Assurance-emploi (AE)

Informations sur la décision

Contenu de la décision

[TRADUCTION]

Citation : IF c Commission de l’assurance-emploi du Canada, 2021 TSS 937

Tribunal de la sécurité sociale du Canada
Division générale, section de l’assurance-emploi

Décision

Partie appelante : I. F.
Partie intimée : Commission de l’assurance-emploi du Canada

Décision portée en appel : Décision découlant de la révision de la Commission de l’assurance-emploi du Canada (436666) datée du 18 octobre 2021 (communiquée par Service Canada)

Membre du Tribunal : Suzanne Graves
Mode d’audience : Téléconférence
Date de l’audience : Le 8 novembre 2021
Personnes présentes à l’audience : Partie appelante

Date de la décision : Le 18 novembre 2021
Numéro de dossier : GE-21-2016

Sur cette page

Décision

[1] L’appel est accueilli. Le prestataire peut donc recevoir jusqu’à cinq semaines de prestations parentales.

Aperçu

[2] Le bébé du prestataire est né le 4 septembre 2020. Le prestataire et sa conjointe ont décidé de diviser le nombre maximum de prestations parentales standard autorisées conformément à la Loi sur l’assurance-emploi (Loi sur l’AE). Comme ils se partagent les prestations parentales, la Loi sur l’AE leur permet de prendre jusqu’à cinq semaines supplémentaires de prestations régulières.

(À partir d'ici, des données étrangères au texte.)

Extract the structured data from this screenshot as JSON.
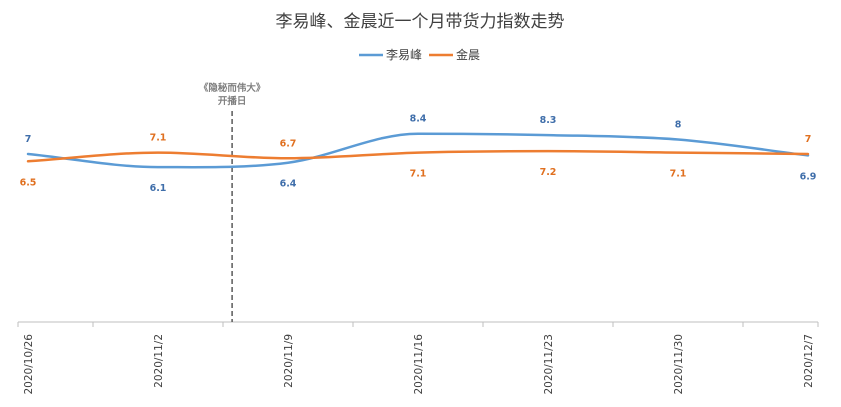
{
  "chart_data": {
    "type": "line",
    "title": "李易峰、金晨近一个月带货力指数走势",
    "xlabel": "",
    "ylabel": "",
    "categories": [
      "2020/10/26",
      "2020/11/2",
      "2020/11/9",
      "2020/11/16",
      "2020/11/23",
      "2020/11/30",
      "2020/12/7"
    ],
    "series": [
      {
        "name": "李易峰",
        "color": "#5b9bd5",
        "label_color": "#3f6eaa",
        "values": [
          7,
          6.1,
          6.4,
          8.4,
          8.3,
          8,
          6.9
        ]
      },
      {
        "name": "金晨",
        "color": "#ed7d31",
        "label_color": "#e07020",
        "values": [
          6.5,
          7.1,
          6.7,
          7.1,
          7.2,
          7.1,
          7
        ]
      }
    ],
    "ylim": [
      0,
      10
    ],
    "grid": false,
    "legend": "top-center",
    "annotation": {
      "line1": "《隐秘而伟大》",
      "line2": "开播日",
      "position": 1.57,
      "style": "dashed"
    }
  }
}
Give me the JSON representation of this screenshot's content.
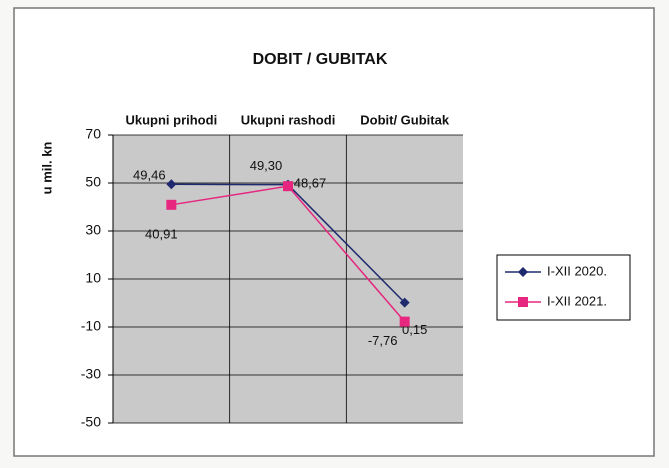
{
  "chart_data": {
    "type": "line",
    "title": "DOBIT / GUBITAK",
    "y_label": "u mil. kn",
    "categories": [
      "Ukupni prihodi",
      "Ukupni rashodi",
      "Dobit/ Gubitak"
    ],
    "series": [
      {
        "name": "I-XII 2020.",
        "color": "#1f2a6e",
        "marker": "diamond",
        "values": [
          49.46,
          49.3,
          0.15
        ],
        "value_labels": [
          "49,46",
          "49,30",
          "0,15"
        ]
      },
      {
        "name": "I-XII 2021.",
        "color": "#e6267f",
        "marker": "square",
        "values": [
          40.91,
          48.67,
          -7.76
        ],
        "value_labels": [
          "40,91",
          "48,67",
          "-7,76"
        ]
      }
    ],
    "ylim": [
      -50,
      70
    ],
    "yticks": [
      70,
      50,
      30,
      10,
      -10,
      -30,
      -50
    ],
    "grid": true,
    "legend": "right"
  }
}
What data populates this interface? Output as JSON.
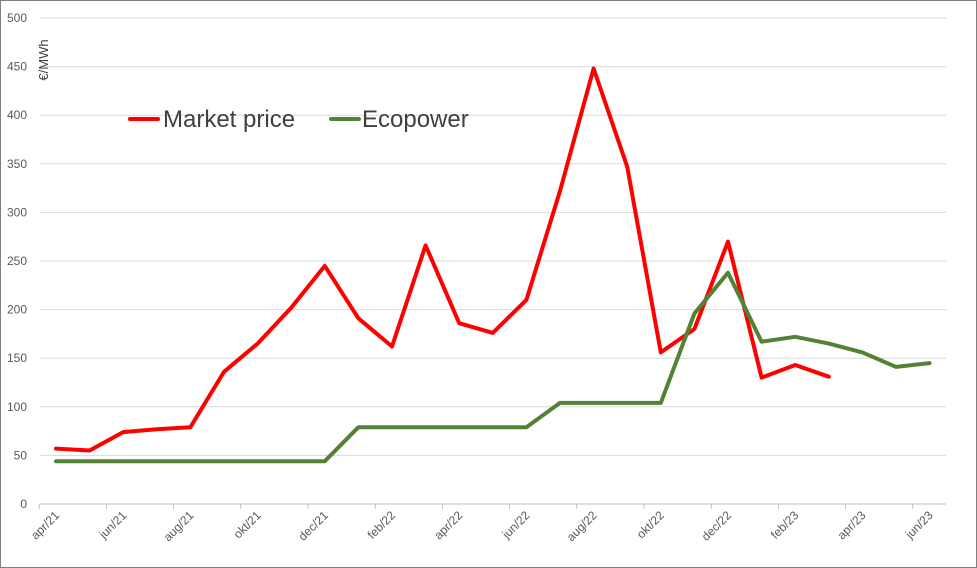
{
  "chart_data": {
    "type": "line",
    "ylabel": "€/MWh",
    "ylim": [
      0,
      500
    ],
    "yticks": [
      0,
      50,
      100,
      150,
      200,
      250,
      300,
      350,
      400,
      450,
      500
    ],
    "xticks": [
      "apr/21",
      "jun/21",
      "aug/21",
      "okt/21",
      "dec/21",
      "feb/22",
      "apr/22",
      "jun/22",
      "aug/22",
      "okt/22",
      "dec/22",
      "feb/23",
      "apr/23",
      "jun/23"
    ],
    "x": [
      "apr/21",
      "mei/21",
      "jun/21",
      "jul/21",
      "aug/21",
      "sep/21",
      "okt/21",
      "nov/21",
      "dec/21",
      "jan/22",
      "feb/22",
      "mrt/22",
      "apr/22",
      "mei/22",
      "jun/22",
      "jul/22",
      "aug/22",
      "sep/22",
      "okt/22",
      "nov/22",
      "dec/22",
      "jan/23",
      "feb/23",
      "mrt/23",
      "apr/23",
      "mei/23",
      "jun/23"
    ],
    "grid": true,
    "legend": "top-left",
    "series": [
      {
        "name": "Market price",
        "color": "#ff0000",
        "values": [
          57,
          55,
          74,
          77,
          79,
          136,
          165,
          202,
          245,
          191,
          162,
          266,
          186,
          176,
          210,
          322,
          448,
          347,
          156,
          180,
          270,
          130,
          143,
          131,
          null,
          null,
          null
        ]
      },
      {
        "name": "Ecopower",
        "color": "#548235",
        "values": [
          44,
          44,
          44,
          44,
          44,
          44,
          44,
          44,
          44,
          79,
          79,
          79,
          79,
          79,
          79,
          104,
          104,
          104,
          104,
          196,
          238,
          167,
          172,
          165,
          156,
          141,
          145
        ]
      }
    ]
  }
}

[3] Les deux parents ont décidé de prendre 40 semaines de prestations parentales partagées. Son épouse a bénéficié de 15 semaines de prestations de maternité et de 35 semaines de prestations parentales. Le prestataire a cessé de travailler et a demandé cinq semaines de prestations parentales, qui devaient commencer immédiatement après la fin des prestations de maternité et des prestations parentales de son épouse.

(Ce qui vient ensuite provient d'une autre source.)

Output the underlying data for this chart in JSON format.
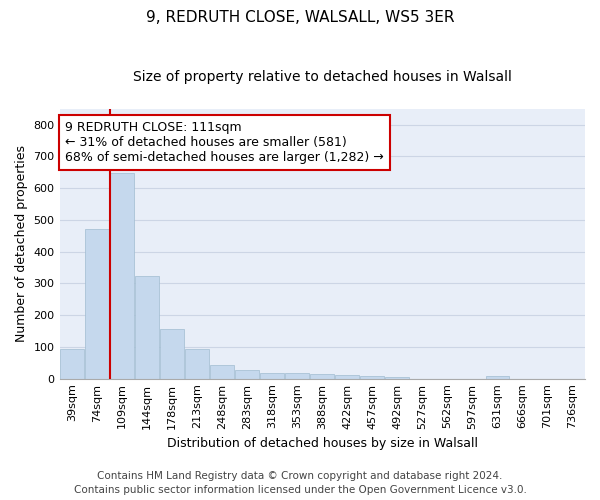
{
  "title": "9, REDRUTH CLOSE, WALSALL, WS5 3ER",
  "subtitle": "Size of property relative to detached houses in Walsall",
  "xlabel": "Distribution of detached houses by size in Walsall",
  "ylabel": "Number of detached properties",
  "categories": [
    "39sqm",
    "74sqm",
    "109sqm",
    "144sqm",
    "178sqm",
    "213sqm",
    "248sqm",
    "283sqm",
    "318sqm",
    "353sqm",
    "388sqm",
    "422sqm",
    "457sqm",
    "492sqm",
    "527sqm",
    "562sqm",
    "597sqm",
    "631sqm",
    "666sqm",
    "701sqm",
    "736sqm"
  ],
  "values": [
    95,
    470,
    648,
    323,
    158,
    93,
    43,
    27,
    18,
    17,
    15,
    13,
    8,
    6,
    0,
    0,
    0,
    7,
    0,
    0,
    0
  ],
  "bar_color": "#c5d8ed",
  "bar_edge_color": "#a0bcd0",
  "vline_color": "#cc0000",
  "annotation_text": "9 REDRUTH CLOSE: 111sqm\n← 31% of detached houses are smaller (581)\n68% of semi-detached houses are larger (1,282) →",
  "annotation_box_color": "#cc0000",
  "annotation_bg_color": "#ffffff",
  "ylim": [
    0,
    850
  ],
  "yticks": [
    0,
    100,
    200,
    300,
    400,
    500,
    600,
    700,
    800
  ],
  "grid_color": "#ccd5e5",
  "bg_color": "#e8eef8",
  "footer": "Contains HM Land Registry data © Crown copyright and database right 2024.\nContains public sector information licensed under the Open Government Licence v3.0.",
  "title_fontsize": 11,
  "subtitle_fontsize": 10,
  "xlabel_fontsize": 9,
  "ylabel_fontsize": 9,
  "tick_fontsize": 8,
  "annotation_fontsize": 9,
  "footer_fontsize": 7.5
}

[4] La Commission affirme que le prestataire ne peut pas recevoir de prestations parentales parce que les prestations parentales standard ne sont payables que pendant la [traduction] « période de prestations parentales » de 52 semaines prévue à l’article 23(2) de la Loi sur l’AE. Elle précise que la période de prestations parentales du prestataire se termine le 13 septembre 2021.

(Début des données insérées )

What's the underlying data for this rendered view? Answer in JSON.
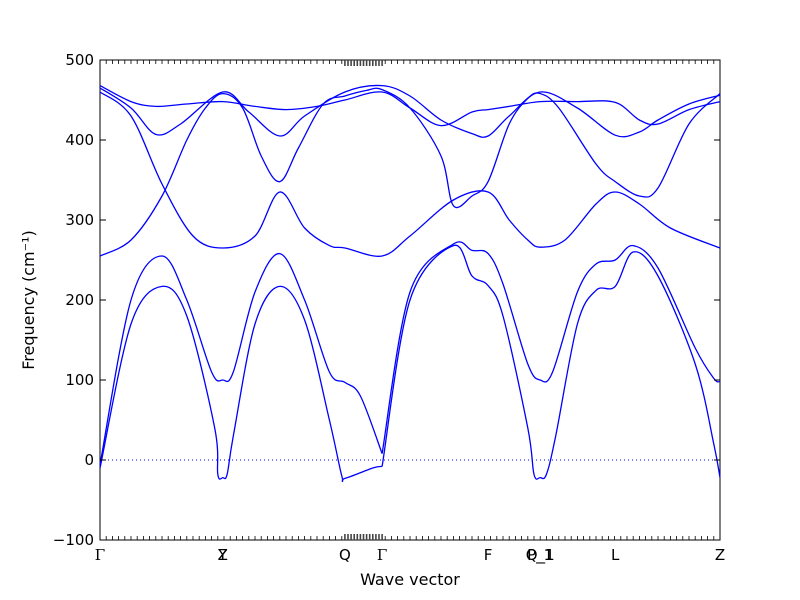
{
  "chart_data": {
    "type": "line",
    "title": "",
    "xlabel": "Wave vector",
    "ylabel": "Frequency (cm⁻¹)",
    "ylim": [
      -100,
      500
    ],
    "yticks": [
      -100,
      0,
      100,
      200,
      300,
      400,
      500
    ],
    "xlim": [
      0,
      1
    ],
    "high_symmetry_points": [
      {
        "label": "Γ",
        "x": 0.0
      },
      {
        "label": "Y",
        "x": 0.198
      },
      {
        "label": "Z",
        "x": 0.198
      },
      {
        "label": "Q",
        "x": 0.395
      },
      {
        "label": "Γ",
        "x": 0.455
      },
      {
        "label": "F",
        "x": 0.626
      },
      {
        "label": "P_1",
        "x": 0.71
      },
      {
        "label": "Q_1",
        "x": 0.71
      },
      {
        "label": "L",
        "x": 0.831
      },
      {
        "label": "Z",
        "x": 1.0
      }
    ],
    "zero_line": true,
    "line_color": "#0000ff",
    "series": [
      {
        "values": [
          [
            0.0,
            -10
          ],
          [
            0.05,
            170
          ],
          [
            0.1,
            217
          ],
          [
            0.14,
            180
          ],
          [
            0.185,
            40
          ],
          [
            0.19,
            -18
          ],
          [
            0.198,
            -22
          ],
          [
            0.205,
            -18
          ],
          [
            0.215,
            30
          ],
          [
            0.25,
            170
          ],
          [
            0.29,
            217
          ],
          [
            0.33,
            175
          ],
          [
            0.37,
            50
          ],
          [
            0.39,
            -20
          ],
          [
            0.395,
            -23
          ],
          [
            0.44,
            -10
          ],
          [
            0.455,
            -8
          ]
        ]
      },
      {
        "values": [
          [
            0.0,
            -6
          ],
          [
            0.05,
            200
          ],
          [
            0.1,
            255
          ],
          [
            0.14,
            200
          ],
          [
            0.18,
            110
          ],
          [
            0.198,
            100
          ],
          [
            0.215,
            110
          ],
          [
            0.25,
            210
          ],
          [
            0.29,
            258
          ],
          [
            0.33,
            200
          ],
          [
            0.37,
            110
          ],
          [
            0.395,
            97
          ],
          [
            0.42,
            80
          ],
          [
            0.455,
            8
          ]
        ]
      },
      {
        "values": [
          [
            0.455,
            -8
          ],
          [
            0.5,
            200
          ],
          [
            0.57,
            268
          ],
          [
            0.6,
            230
          ],
          [
            0.626,
            218
          ],
          [
            0.65,
            180
          ],
          [
            0.69,
            40
          ],
          [
            0.7,
            -18
          ],
          [
            0.71,
            -22
          ],
          [
            0.72,
            -18
          ],
          [
            0.735,
            30
          ],
          [
            0.77,
            170
          ],
          [
            0.8,
            212
          ],
          [
            0.831,
            217
          ],
          [
            0.86,
            260
          ],
          [
            0.9,
            230
          ],
          [
            0.96,
            120
          ],
          [
            0.99,
            20
          ],
          [
            1.0,
            -22
          ]
        ]
      },
      {
        "values": [
          [
            0.455,
            8
          ],
          [
            0.5,
            210
          ],
          [
            0.57,
            270
          ],
          [
            0.6,
            262
          ],
          [
            0.626,
            258
          ],
          [
            0.65,
            220
          ],
          [
            0.69,
            120
          ],
          [
            0.71,
            100
          ],
          [
            0.73,
            110
          ],
          [
            0.77,
            210
          ],
          [
            0.8,
            245
          ],
          [
            0.831,
            250
          ],
          [
            0.86,
            268
          ],
          [
            0.9,
            240
          ],
          [
            0.96,
            140
          ],
          [
            0.99,
            102
          ],
          [
            1.0,
            98
          ]
        ]
      },
      {
        "values": [
          [
            0.0,
            255
          ],
          [
            0.05,
            275
          ],
          [
            0.1,
            330
          ],
          [
            0.14,
            400
          ],
          [
            0.17,
            440
          ],
          [
            0.198,
            458
          ],
          [
            0.23,
            440
          ],
          [
            0.26,
            380
          ],
          [
            0.29,
            348
          ],
          [
            0.32,
            390
          ],
          [
            0.36,
            445
          ],
          [
            0.395,
            455
          ],
          [
            0.43,
            462
          ],
          [
            0.455,
            463
          ],
          [
            0.5,
            440
          ],
          [
            0.55,
            380
          ],
          [
            0.57,
            318
          ],
          [
            0.6,
            330
          ],
          [
            0.626,
            348
          ],
          [
            0.66,
            420
          ],
          [
            0.69,
            452
          ],
          [
            0.71,
            458
          ],
          [
            0.74,
            440
          ],
          [
            0.8,
            370
          ],
          [
            0.831,
            348
          ],
          [
            0.87,
            330
          ],
          [
            0.9,
            340
          ],
          [
            0.95,
            420
          ],
          [
            1.0,
            458
          ]
        ]
      },
      {
        "values": [
          [
            0.0,
            460
          ],
          [
            0.05,
            430
          ],
          [
            0.1,
            345
          ],
          [
            0.15,
            280
          ],
          [
            0.198,
            265
          ],
          [
            0.25,
            280
          ],
          [
            0.29,
            335
          ],
          [
            0.33,
            290
          ],
          [
            0.37,
            268
          ],
          [
            0.395,
            265
          ],
          [
            0.455,
            255
          ],
          [
            0.5,
            280
          ],
          [
            0.57,
            325
          ],
          [
            0.626,
            335
          ],
          [
            0.66,
            300
          ],
          [
            0.69,
            275
          ],
          [
            0.71,
            266
          ],
          [
            0.75,
            275
          ],
          [
            0.8,
            320
          ],
          [
            0.831,
            335
          ],
          [
            0.87,
            320
          ],
          [
            0.92,
            290
          ],
          [
            1.0,
            265
          ]
        ]
      },
      {
        "values": [
          [
            0.0,
            468
          ],
          [
            0.05,
            448
          ],
          [
            0.09,
            442
          ],
          [
            0.14,
            445
          ],
          [
            0.198,
            448
          ],
          [
            0.25,
            442
          ],
          [
            0.3,
            438
          ],
          [
            0.35,
            442
          ],
          [
            0.395,
            450
          ],
          [
            0.455,
            460
          ],
          [
            0.5,
            440
          ],
          [
            0.55,
            418
          ],
          [
            0.6,
            435
          ],
          [
            0.626,
            438
          ],
          [
            0.66,
            442
          ],
          [
            0.71,
            448
          ],
          [
            0.77,
            448
          ],
          [
            0.831,
            447
          ],
          [
            0.87,
            425
          ],
          [
            0.9,
            420
          ],
          [
            0.95,
            438
          ],
          [
            1.0,
            448
          ]
        ]
      },
      {
        "values": [
          [
            0.0,
            465
          ],
          [
            0.05,
            440
          ],
          [
            0.09,
            407
          ],
          [
            0.13,
            420
          ],
          [
            0.198,
            460
          ],
          [
            0.24,
            435
          ],
          [
            0.29,
            405
          ],
          [
            0.33,
            430
          ],
          [
            0.395,
            460
          ],
          [
            0.455,
            468
          ],
          [
            0.5,
            455
          ],
          [
            0.55,
            425
          ],
          [
            0.6,
            408
          ],
          [
            0.626,
            405
          ],
          [
            0.66,
            430
          ],
          [
            0.71,
            460
          ],
          [
            0.77,
            440
          ],
          [
            0.831,
            406
          ],
          [
            0.87,
            410
          ],
          [
            0.9,
            425
          ],
          [
            0.95,
            445
          ],
          [
            1.0,
            456
          ]
        ]
      }
    ]
  }
}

[5] Le prestataire affirme avoir fourni tous les renseignements pertinents sur son formulaire de demande, mais n’avoir reçu aucun message concernant un quelconque problème lié à sa demande. Il a commencé son congé parental et a appelé Service Canada lorsqu’il n’a pas reçu de prestations. L’agent lui a dit que son dossier était en cours d’examen. La semaine suivante, on lui a dit qu’il ne recevrait pas de prestations parentales. Il est retourné travailler dès qu’il a su qu’il n’aurait pas de prestations. Par conséquent, il dit qu’il n’a pas reçu de revenu pendant quatre semaines.

Question en litige

[6] Le prestataire peut-il recevoir les semaines supplémentaires de prestations parentales standard partagées plus de 52 semaines après la naissance de son enfant?

Analyse

[7] Les prestations parentales sont payables à une partie prestataire qui veut prendre soin de son nouveau-néFootnote 1. La Loi sur l’AE prévoit que les prestations parentales doivent habituellement être payées pour chaque semaine de chômage comprise dans la période qui commence la semaine de la naissance de l’enfant ou celle au cours de laquelle l’enfant est placé chez le parent en vue de son adoption, et qui se termine après 52 semainesFootnote 2.

[8] La période de 52 semaines qui suit la naissance ou le placement d’un bébé chez le parent est appelée « période de prestations parentales ». Cette période peut être prolongée dans certaines circonstances. Par exemple, elle peut être prolongée de 26 semaines pour permettre à une partie prestataire de recevoir des prestations parentales prolongées.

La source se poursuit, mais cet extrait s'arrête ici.